Morrison continued, “In fiscal 2012, we advanced our strategies to stabilize and profitably grow North America soup and simple meals, to expand our international presence and to drive growth in healthy beverages and baked snacks. In the first year of our strategic transition, we’ve renewed our focus on consumer insights, reinvigorated our brand building efforts and significantly improved our innovation pipeline. With the acquisition of Bolthouse Farms, we positioned Campbell for growth in the rapidly expanding packaged fresh market. While we’ve had some important accomplishments this year, we also recognize that driving change at Campbell will require a sharper focus on execution. Our strategic framework is a roadmap to drive disciplined and successful change at Campbell. We will continue to enhance and grow our core business, while we broaden our appeal with new consumer groups, new product platforms and new geographies.”

Morrison concluded, “As we begin the new fiscal year, we are confident that we will improve our sales and earnings trends. Today, we’ve provided specific growth ranges for fiscal 2013 sales, adjusted EBIT and adjusted EPS.”

Fourth-Quarter Results

For the fourth quarter, sales were $1.613 billion, comparable to a year ago. Sales were impacted by the following factors:

  • Volume and mix added 3 percent
  • Price and sales allowances added 3 percent
  • Increased promotional spending subtracted 3 percent
  • Currency subtracted 3 percent

Fourth-Quarter Financial Details

Gross margin was 38.5 percent compared with 39.8 percent a year ago. The decrease in gross margin percentage was primarily due to cost inflation and increased promotional spending, partly offset by productivity improvements and higher selling prices.

Marketing and selling expenses increased 5 percent to $206 million compared with $196 million in the prior year, primarily due to a 6-percent increase in advertising and consumer promotion expenses, higher spending to support innovation efforts and higher selling expenses, partly offset by a decline due to currency.

 Earnings before interest and taxes (EBIT) was $203 million compared with $169 million in the prior-year quarter. Excluding items impacting comparability in both periods, adjusted EBIT decreased 10 percent to $208 million compared with adjusted EBIT of $232 million a year ago. The decrease was primarily due to the decline in the gross margin percentage and higher marketing expenses, partly offset by an increase in sales volume.

The tax rate in the quarter was 29.8 percent compared with 31.5 percent in the prior year. Excluding items impacting comparability in both periods, the adjusted tax rate was 30.1 percent compared with 32.5 percent a year ago. The decrease was primarily due to lower taxes on foreign earnings in the current year.

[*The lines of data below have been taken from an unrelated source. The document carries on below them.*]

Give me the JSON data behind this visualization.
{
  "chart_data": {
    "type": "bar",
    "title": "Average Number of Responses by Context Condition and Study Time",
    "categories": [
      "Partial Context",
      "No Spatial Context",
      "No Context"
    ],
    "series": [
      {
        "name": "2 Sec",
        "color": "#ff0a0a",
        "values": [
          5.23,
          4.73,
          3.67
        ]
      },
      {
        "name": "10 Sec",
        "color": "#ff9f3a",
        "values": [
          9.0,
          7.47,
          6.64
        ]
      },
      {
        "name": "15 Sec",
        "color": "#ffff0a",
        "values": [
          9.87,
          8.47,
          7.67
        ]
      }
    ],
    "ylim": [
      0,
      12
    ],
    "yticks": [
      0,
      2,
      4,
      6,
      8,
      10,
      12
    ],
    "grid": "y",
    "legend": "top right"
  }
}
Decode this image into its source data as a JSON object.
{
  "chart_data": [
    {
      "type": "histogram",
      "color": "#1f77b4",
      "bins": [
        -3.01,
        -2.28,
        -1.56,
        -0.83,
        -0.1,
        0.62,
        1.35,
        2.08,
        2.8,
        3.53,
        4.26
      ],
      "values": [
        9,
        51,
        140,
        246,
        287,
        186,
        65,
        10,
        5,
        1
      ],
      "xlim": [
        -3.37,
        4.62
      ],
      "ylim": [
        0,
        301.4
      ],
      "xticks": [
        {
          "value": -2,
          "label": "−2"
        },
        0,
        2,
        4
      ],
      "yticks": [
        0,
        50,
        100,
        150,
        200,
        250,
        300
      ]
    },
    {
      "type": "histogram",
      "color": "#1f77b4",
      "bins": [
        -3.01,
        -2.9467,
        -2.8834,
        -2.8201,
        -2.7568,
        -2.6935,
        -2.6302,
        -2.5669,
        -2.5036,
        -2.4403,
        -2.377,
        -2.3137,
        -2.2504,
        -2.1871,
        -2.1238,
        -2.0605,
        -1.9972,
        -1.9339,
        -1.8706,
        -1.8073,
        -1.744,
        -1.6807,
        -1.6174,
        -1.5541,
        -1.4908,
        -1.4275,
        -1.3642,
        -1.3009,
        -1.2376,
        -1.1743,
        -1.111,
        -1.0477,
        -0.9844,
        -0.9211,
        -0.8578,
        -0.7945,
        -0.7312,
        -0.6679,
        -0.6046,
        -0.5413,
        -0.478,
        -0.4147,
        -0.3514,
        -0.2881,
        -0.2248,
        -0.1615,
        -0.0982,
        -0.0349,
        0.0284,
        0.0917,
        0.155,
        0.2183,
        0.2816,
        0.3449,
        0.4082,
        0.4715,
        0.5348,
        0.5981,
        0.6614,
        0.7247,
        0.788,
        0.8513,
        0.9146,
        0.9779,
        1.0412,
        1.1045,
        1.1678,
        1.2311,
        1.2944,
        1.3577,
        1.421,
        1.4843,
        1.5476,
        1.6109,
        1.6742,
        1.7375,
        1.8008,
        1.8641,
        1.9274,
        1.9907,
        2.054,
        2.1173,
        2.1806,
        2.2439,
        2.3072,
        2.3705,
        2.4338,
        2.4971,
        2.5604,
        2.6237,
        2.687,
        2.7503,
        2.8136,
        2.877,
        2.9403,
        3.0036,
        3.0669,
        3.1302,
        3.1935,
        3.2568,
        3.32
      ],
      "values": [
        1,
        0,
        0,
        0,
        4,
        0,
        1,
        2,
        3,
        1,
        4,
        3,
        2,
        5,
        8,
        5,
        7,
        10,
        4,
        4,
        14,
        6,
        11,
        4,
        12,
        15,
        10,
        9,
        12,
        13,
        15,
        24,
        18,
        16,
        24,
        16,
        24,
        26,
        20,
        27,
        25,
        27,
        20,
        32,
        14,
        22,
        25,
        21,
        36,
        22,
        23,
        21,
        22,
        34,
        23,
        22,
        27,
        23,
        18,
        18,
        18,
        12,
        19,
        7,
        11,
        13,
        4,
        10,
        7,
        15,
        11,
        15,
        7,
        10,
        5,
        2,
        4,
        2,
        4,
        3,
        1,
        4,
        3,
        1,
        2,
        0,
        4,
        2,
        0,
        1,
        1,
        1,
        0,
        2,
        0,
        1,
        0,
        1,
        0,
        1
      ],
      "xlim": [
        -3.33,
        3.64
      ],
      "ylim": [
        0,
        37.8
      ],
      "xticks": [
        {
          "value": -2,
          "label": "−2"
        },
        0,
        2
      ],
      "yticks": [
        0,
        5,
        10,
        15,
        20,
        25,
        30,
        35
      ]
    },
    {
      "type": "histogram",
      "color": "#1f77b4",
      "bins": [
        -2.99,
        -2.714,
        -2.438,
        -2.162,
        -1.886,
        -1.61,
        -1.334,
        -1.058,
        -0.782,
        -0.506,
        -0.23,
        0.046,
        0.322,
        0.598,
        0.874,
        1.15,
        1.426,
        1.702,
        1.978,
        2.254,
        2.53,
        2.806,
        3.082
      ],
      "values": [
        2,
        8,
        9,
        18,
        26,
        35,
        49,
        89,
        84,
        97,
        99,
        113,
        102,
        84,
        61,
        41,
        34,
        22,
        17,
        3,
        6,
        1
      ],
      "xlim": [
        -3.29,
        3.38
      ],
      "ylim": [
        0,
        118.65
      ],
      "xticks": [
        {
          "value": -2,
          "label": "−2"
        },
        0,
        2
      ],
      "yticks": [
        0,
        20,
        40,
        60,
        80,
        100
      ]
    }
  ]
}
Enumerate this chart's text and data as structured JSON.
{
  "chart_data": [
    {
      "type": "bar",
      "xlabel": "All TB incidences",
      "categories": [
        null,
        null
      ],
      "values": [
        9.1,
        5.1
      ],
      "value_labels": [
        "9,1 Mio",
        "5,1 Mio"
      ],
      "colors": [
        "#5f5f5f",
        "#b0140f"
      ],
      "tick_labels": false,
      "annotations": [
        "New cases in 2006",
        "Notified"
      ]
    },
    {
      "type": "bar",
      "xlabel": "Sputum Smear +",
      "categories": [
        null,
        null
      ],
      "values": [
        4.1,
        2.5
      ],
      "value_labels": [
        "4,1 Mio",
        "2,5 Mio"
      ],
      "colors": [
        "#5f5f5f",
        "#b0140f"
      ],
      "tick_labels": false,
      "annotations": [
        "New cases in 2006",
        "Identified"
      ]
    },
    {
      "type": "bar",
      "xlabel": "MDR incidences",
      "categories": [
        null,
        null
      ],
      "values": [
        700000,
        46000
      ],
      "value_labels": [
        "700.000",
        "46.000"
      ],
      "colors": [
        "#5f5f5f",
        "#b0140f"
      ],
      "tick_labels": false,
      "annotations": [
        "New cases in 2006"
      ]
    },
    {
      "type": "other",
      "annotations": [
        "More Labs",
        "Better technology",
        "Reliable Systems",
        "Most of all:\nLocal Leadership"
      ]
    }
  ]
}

 Adjusted net earnings per share were $0.41 in the current quarter compared with adjusted net earnings per share of $0.43 in the prior-year quarter, a decrease of 5 percent. The decline reflected the lower EBIT, partially offset by the benefits of a lower tax rate and fewer shares outstanding.

Full-Year Results

Net earnings for the fiscal year were $774 million, or $2.41 per share, compared with $805 million, or $2.42 per share, in the year-ago period. Excluding items impacting comparability in both periods, adjusted net earnings declined 7 percent to $783 million, compared to adjusted net earnings of $846 million. Adjusted net earnings per share declined 4 percent to $2.44 versus an adjusted $2.54 per share in the prior year.

Sales for the fiscal year were $7.707 billion, comparable to the prior year. Sales were impacted by volume and mix subtracted 2 percent, price and sales allowances added 3 percent as well as increased promotional spending subtracted 1 percent.